December: #2

It’s still December.  December 14.  I was thinking today about one year ago.  One year ago, we were preparing for Christmas.  Marge, my mother in law, was at the nursing home. She had a tough year.  For the entire year, she had been in and out of the hospital and nursing home. She had MS.  Had been diagnosed with it in the early 80s.  She lived basically symptom free for years.  Then, in 1996, she had an attack and the disease began to progress.

She started going to the Mayo Clinic and started a series of different treatments.  One thing led to another, she switched neurologists, and saw different doctors…. and for whatever reason, she opted to stop treatment of her MS.  Sometimes she would say that she wanted to believe that God would heal her.  Other times, she tried alternative treatments, homeopathy.  And as many times as I tried to convince her to pursue aggressive treatment for the disease, I have to respect the fact that she made the decisions that she wanted to make regarding her health.
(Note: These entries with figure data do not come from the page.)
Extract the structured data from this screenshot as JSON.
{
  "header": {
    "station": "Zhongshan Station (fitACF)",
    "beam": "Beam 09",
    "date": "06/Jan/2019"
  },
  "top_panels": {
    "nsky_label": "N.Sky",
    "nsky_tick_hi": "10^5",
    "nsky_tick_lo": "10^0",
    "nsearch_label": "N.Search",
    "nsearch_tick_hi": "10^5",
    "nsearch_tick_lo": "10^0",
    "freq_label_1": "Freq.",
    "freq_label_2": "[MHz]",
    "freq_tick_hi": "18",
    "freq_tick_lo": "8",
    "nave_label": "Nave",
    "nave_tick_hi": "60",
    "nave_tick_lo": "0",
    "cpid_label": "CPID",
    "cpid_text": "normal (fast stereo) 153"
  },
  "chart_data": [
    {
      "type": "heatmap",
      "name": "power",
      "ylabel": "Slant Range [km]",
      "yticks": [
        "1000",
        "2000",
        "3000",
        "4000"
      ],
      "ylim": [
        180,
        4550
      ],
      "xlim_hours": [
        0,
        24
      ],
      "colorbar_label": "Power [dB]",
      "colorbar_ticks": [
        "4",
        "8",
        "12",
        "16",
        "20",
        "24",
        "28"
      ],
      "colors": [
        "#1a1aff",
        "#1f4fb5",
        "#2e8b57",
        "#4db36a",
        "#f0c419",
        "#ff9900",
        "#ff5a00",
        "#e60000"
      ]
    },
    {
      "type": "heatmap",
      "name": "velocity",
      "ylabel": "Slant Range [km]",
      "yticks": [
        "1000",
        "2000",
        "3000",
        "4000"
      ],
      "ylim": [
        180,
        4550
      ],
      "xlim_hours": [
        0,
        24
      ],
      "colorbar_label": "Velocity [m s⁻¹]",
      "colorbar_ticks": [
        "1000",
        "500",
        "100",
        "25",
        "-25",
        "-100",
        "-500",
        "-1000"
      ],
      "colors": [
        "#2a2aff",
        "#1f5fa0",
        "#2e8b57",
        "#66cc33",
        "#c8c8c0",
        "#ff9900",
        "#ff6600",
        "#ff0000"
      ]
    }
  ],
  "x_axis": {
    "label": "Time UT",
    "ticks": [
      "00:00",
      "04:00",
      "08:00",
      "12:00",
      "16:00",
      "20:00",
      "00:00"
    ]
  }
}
Several years passed.  A few years ago, she was diagnosed with Lyme Disease.  And she felt that she had been misdiagnosed of MS in the early 80’s and again at Mayo Clinic in the late 90’s.  She aggressively pursued the Lyme treatment.  I think that she had found hope.  She never really wanted to have a debilitating disease.  She never wanted to hear the news that MS is progressive and doesn’t ever go away.  Lyme Disease was treatable, and would be gone forever.  So, she found a Lyme specialist and pursued it with great fervor.

In December of last year…about this time… her family doctor was very concerned for her health.  He was working on convincing her to pursue a visit to a neurologist friend of his in Des Moines.  This was someone he felt would benefit her greatly with her MS treatment.  Her Lyme doctor had prescribed so many antibiotics and she had been repeatedly been admitted and readmitted to the hospital for UTI’s and bladder infections.  Because of the overuse of antibiotics, her body was developing immunities to antibiotics.  Very quickly, the doctors were running out of antibiotics to fight infection of any kind.

Christmas was her favorite time of year.  I met Marge when I was 16 years old.  In the 27 years I had known her, she had always loved Christmas.  She loved giving… she loved baking… she loved decorating.  So, we planned a Christmas family gathering at the nursing home.  We reserved a room and made arrangements. 

Then, on Christmas Eve, the day before our big party…. Shawn’s dad (Marge’s husband), fell off a roof and broke his ankle. We spent Christmas Eve night and the wee hours of Christmas morning in the Emergency Room at the local hospital.  He stayed there that night.  So, thank God, we decided not to cancel our Christmas plans at the nursing home.  We brought in our food, our presents, and we hung out there all day long.  One of our girls was living in Trinidad last Christmas, so she Skyped the entire event with us.  It was definitely a different Christmas than all the other years together.

We didn’t know one year ago that it Christmas would be our last with Marge.  On June 1 of 2011, she went to be with the Lord.